Inside Bob Dylan’s Jesus Years: Busy Being Born…Again!, now available on DVD from MVD Visual, is a documentary produced and directed by Joel Gilbert. It focuses on the brief period (late '70s to early '80s) when Bob Dylan embraced Christianity and released a trio of Christian-themed albums. Fertile ground for a documentary, to be sure, but this film can't deliver the goods. Joel Gilbert botches the execution so thoroughly, I can't imagine even the most die-hard Dylan fans finding much reason to invest time in this.
"Contains no Bob Dylan songs, not affiliated with Bob Dylan," states the back DVD cover. At least they're up front about it. This is an unauthorized documentary, not necessarily a bad thing. But the completely objective perspective taken by Gilbert renders the whole project superficial at best. The film contains no overall thesis. Gilbert isn't making a case for or against the work produced by Dylan during this much maligned period of his career. He opts for a mostly informative approach, gathering a bunch of interviewees (some of far more interest than others) for two hours of talking head shots. An informative documentary, when done well, can be enlightening. But without access to the primary subject (Dylan himself), nor enough people with truly close ties to him, considerable gaps are left in the story.
Making matters worse, Joel Gilbert indulges in some very intrusive camera-hogging. It's quite unbecoming of a documentarian. This isn't a document of Gilbert's personal journey, though that might have improved his film. Through reading a his bio, I found that Gilbert "plays" Bob Dylan in a tribute band called Highway 61 Revisited. That isn't really talked about in the documentary, but it explains his Dylanesque appearance. He features himself prominently throughout the film, both on the soundtrack as well as on camera. Most of the songs are Gilbert originals, written and performed in a way that suggests Dylan on a very bad day. I doubt many viewers really want to hear a Dylan-wannabe while watching a film about the real guy.
While conducting his interviews, he cuts to frequent reaction shots of himself (mostly horribly lighted and with the camera and other gear in the shot) for no good reason. Worse still, there are shots of him walking around to various filming locations. Why? Because he apparently wants to be the star. The most jaw-dropping indulgence occurs with a sequence showing Gilbert driving to Muscle Shoals, Alabama. With his own music blaring away on the soundtrack we see dull footage of him behind the wheel, driving along southern highways. Perhaps he would've been better off making the film about himself and his own experiences portraying Dylan on stage.
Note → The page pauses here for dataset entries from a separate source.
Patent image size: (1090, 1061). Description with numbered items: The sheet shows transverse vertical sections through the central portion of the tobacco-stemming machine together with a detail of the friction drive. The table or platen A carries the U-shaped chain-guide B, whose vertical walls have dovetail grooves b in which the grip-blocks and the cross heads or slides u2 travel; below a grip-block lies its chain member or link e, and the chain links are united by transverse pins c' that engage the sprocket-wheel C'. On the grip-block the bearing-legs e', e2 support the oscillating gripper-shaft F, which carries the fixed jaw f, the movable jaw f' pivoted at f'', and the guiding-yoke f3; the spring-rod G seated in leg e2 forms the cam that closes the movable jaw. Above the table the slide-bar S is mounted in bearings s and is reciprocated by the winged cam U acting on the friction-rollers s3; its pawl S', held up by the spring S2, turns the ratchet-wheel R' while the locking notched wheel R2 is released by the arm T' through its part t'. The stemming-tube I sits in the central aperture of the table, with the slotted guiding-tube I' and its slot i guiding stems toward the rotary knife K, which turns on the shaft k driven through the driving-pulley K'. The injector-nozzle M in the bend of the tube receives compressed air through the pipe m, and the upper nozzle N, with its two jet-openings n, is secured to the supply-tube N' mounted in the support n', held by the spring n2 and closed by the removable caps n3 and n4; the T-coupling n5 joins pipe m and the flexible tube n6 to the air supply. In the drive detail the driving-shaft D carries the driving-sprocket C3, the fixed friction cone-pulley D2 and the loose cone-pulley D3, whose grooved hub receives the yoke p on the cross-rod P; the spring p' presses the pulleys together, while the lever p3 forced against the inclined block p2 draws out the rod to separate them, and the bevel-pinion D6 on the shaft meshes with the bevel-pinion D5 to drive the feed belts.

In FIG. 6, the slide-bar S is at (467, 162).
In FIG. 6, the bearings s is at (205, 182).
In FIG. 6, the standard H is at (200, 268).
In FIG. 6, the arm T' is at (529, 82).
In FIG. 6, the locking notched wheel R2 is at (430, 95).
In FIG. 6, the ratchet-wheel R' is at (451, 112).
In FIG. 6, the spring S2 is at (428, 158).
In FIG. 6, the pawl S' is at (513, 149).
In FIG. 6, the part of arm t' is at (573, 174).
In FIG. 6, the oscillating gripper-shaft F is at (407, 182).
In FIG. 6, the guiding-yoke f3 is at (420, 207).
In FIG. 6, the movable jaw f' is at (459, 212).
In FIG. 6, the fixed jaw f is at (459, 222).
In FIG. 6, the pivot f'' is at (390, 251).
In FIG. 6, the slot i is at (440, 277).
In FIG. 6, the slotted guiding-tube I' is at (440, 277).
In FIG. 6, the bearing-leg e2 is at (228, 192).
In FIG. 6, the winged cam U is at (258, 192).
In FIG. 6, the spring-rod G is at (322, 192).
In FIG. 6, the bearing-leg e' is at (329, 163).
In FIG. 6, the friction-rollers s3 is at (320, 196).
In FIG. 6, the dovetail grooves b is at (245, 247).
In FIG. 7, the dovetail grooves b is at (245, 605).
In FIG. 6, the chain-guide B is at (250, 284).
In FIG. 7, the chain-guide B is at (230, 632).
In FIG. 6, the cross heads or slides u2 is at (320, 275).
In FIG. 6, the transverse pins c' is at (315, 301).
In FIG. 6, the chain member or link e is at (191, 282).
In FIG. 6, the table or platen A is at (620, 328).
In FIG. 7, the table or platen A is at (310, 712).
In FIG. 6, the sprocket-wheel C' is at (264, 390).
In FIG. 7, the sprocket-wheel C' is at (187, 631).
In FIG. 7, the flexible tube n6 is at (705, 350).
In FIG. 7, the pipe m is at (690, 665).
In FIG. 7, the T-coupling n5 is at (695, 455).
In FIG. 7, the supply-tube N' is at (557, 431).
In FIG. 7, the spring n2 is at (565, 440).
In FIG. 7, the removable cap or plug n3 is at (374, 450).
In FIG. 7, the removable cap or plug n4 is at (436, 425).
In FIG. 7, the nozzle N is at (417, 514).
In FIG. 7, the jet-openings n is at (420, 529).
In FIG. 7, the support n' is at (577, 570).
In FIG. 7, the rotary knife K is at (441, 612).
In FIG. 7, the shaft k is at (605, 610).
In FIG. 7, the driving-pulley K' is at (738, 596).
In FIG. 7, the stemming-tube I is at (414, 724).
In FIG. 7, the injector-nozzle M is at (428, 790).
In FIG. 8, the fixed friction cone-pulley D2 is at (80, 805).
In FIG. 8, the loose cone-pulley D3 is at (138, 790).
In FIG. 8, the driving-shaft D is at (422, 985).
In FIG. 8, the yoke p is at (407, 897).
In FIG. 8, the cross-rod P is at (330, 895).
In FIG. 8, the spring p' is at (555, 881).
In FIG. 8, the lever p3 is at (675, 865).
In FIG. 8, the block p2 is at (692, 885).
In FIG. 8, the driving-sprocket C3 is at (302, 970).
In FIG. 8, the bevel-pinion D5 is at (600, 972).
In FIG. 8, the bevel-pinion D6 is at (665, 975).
The first thirty minutes are devoted almost entirely to information about the Vineyard Church, to the point where it seems like an infomercial. Dylan is hardly mentioned during this opening half hour. Ostensibly intended to provide background about the Christian church Dylan joined, it feels more like a promo piece for Pastor Bill Dwyer. By the time the subject turned towards Dylan's music of the period, my patience had worn very thin.
Amongst the other religious figures with very loose ties to Dylan, Gilbert managed to round up some worthwhile interviews. Most valuable is the late music producer Jerry Wexler, who produced Dylan's albums Slow Train Coming (1979) and Saved (1980). He shares some interesting anecdotes, shedding light on the methods used to produce Dylan's music during this period. A few musicians who played with Dylan during the "Jesus years" are interviewed as well, including back-up singer Regina McCrary and keyboardist Spooner Oldham. Rock critic Joel Selvin, who savagely criticized Dylan's religious-themed music, provides some interesting insight into the public reaction to Dylan's change in direction. As touted on the DVD box, Dylan himself turns up in a vintage interview. Don't expect much — the footage is about a minute long and amounts to a couple of sentences.
Ultimately, Inside Bob Dylan’s Jesus Years: Busy Being Born…Again! would have made a fine twenty-minute featurette if boiled down to the most pertinent information. At two hours, it wears out its welcome quickly. The film is amateurish and doesn't do much to argue for or against the controversial born again phase of Dylan's career.